Однако, перекипев, Крестный рассудил здраво… Да нет, не отказывается Иван… Тут другое. И не столько даже — «в глаза он хочет взглянуть»! Это, скорее, обычная рисовка перед самим собой… Тут просто — обыкновенный профессионализм, который у Ивана в крови. У него ноги не идут, когда ловушкой пахнет. Никитин, ведь, противник серьезный и опасный. Он сам себя в качестве живца запросто выставит. Любит, собака, острые ощущения. А Ваня тоже не прост. У них сейчас заочная перестрелка идет, сообразил Крестный… Пристреливаются ребятки…

Что ж нервничать-то? Иван дело свое знает. И если он считает, что момент еще не созрел — значит, действительно, нужно ждать. Уж что-что, а поджидать добычу Иван умеет… Это у него на уровне инстинкта срабатывает. Автоматически, так сказать…
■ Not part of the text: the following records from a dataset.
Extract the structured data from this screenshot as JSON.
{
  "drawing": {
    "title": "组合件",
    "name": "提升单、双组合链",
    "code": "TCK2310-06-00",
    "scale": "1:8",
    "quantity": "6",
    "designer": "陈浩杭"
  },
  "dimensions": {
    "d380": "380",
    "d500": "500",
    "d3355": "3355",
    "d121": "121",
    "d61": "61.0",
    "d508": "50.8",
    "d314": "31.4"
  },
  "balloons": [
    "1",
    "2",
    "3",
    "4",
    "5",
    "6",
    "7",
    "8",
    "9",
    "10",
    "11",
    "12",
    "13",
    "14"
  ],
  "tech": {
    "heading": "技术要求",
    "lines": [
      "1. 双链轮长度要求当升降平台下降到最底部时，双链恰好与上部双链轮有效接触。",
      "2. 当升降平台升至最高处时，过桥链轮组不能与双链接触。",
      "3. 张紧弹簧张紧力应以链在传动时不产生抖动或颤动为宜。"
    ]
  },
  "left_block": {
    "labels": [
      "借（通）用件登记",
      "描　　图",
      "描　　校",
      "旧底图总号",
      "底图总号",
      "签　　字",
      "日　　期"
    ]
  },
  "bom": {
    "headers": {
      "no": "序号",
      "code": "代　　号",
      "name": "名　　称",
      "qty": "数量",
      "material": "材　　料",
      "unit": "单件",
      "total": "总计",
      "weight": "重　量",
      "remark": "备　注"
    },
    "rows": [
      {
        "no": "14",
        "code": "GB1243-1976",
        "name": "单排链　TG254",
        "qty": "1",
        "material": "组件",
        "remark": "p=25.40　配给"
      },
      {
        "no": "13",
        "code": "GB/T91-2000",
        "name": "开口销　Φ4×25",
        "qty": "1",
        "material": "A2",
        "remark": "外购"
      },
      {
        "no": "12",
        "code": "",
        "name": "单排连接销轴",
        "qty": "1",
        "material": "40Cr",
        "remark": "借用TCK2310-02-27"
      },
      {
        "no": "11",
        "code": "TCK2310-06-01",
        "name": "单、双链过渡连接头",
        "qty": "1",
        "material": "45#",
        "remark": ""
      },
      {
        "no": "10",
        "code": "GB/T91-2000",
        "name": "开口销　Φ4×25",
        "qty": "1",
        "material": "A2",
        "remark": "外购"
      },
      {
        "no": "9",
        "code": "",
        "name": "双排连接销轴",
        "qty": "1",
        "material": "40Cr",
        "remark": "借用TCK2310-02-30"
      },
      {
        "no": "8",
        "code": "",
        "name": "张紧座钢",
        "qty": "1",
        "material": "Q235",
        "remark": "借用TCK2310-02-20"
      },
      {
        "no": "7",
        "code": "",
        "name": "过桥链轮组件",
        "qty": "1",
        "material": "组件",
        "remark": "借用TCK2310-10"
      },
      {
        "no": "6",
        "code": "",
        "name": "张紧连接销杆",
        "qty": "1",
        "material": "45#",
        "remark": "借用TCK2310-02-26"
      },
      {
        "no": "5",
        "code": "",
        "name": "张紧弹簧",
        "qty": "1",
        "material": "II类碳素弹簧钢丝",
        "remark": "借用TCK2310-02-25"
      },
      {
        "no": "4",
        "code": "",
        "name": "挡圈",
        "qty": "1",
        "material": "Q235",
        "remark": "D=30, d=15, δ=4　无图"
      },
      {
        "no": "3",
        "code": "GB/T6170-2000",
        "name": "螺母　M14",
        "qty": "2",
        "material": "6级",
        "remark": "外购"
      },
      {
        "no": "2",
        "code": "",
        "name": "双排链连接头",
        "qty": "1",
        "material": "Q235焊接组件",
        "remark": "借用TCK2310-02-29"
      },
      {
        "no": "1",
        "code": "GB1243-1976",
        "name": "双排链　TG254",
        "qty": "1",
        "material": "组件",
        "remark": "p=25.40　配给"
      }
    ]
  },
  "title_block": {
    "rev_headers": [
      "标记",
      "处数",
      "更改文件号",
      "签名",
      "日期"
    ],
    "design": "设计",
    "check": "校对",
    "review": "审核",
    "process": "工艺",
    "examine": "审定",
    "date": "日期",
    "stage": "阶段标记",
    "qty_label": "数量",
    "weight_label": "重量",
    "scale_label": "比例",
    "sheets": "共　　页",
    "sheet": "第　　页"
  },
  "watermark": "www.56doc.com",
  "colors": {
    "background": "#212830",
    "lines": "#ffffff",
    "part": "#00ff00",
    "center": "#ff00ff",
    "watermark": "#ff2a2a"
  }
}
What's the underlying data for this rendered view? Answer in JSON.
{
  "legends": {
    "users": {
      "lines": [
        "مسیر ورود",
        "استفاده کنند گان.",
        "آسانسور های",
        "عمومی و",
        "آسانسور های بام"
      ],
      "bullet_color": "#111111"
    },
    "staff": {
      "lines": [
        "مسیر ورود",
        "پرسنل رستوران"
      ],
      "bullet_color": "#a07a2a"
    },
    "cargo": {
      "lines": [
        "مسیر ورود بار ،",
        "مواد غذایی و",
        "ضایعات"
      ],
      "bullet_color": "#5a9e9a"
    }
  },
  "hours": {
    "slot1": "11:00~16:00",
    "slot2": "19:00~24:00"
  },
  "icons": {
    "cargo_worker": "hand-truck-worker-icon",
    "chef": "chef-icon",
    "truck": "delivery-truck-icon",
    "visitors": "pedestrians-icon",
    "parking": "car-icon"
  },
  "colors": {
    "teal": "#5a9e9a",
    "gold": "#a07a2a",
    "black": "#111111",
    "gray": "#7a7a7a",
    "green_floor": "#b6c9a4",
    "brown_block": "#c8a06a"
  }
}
Иван ждет, когда Никитин вычислит, кто замочил его человека. А если Никитин не сумеет этого сделать, Ваня еще одного замочит. откровенно. Чтоб для дураков понятно было. А когда Никитин сообразит, он обязательно захочет Ивана взять… А взять Ивана легче всего, поджидая его около следующей жертвы. Ваня убьет еще одного начальника зоны. Любой. Захочет — Западной. А нет — так Восточной. Выбор есть. А вот, когда из трех останется один, тогда уже выбора не будет. Около этого третьего Никитин будет Ивана поджидать, а Ивану только этого и нужно — чтобы генерала Никитина из добровольного заточения выманить, в жмурки с ним поиграть. В смысле — в жмуриков…

Ваня правильно все рассчитал. Недаром Крестный в него столько своего вложил… Не даром. Крестный даже что-то вроде гордости ощутил…

Однако, на следующее утро Крестный не знал, куда деваться от какого-то душевного зуда. Природный авантюризм не давал сидеть ему на месте. Почти помимо своей воли он оделся самым непритязательным, самым демократическим образом и поехал в Лужники.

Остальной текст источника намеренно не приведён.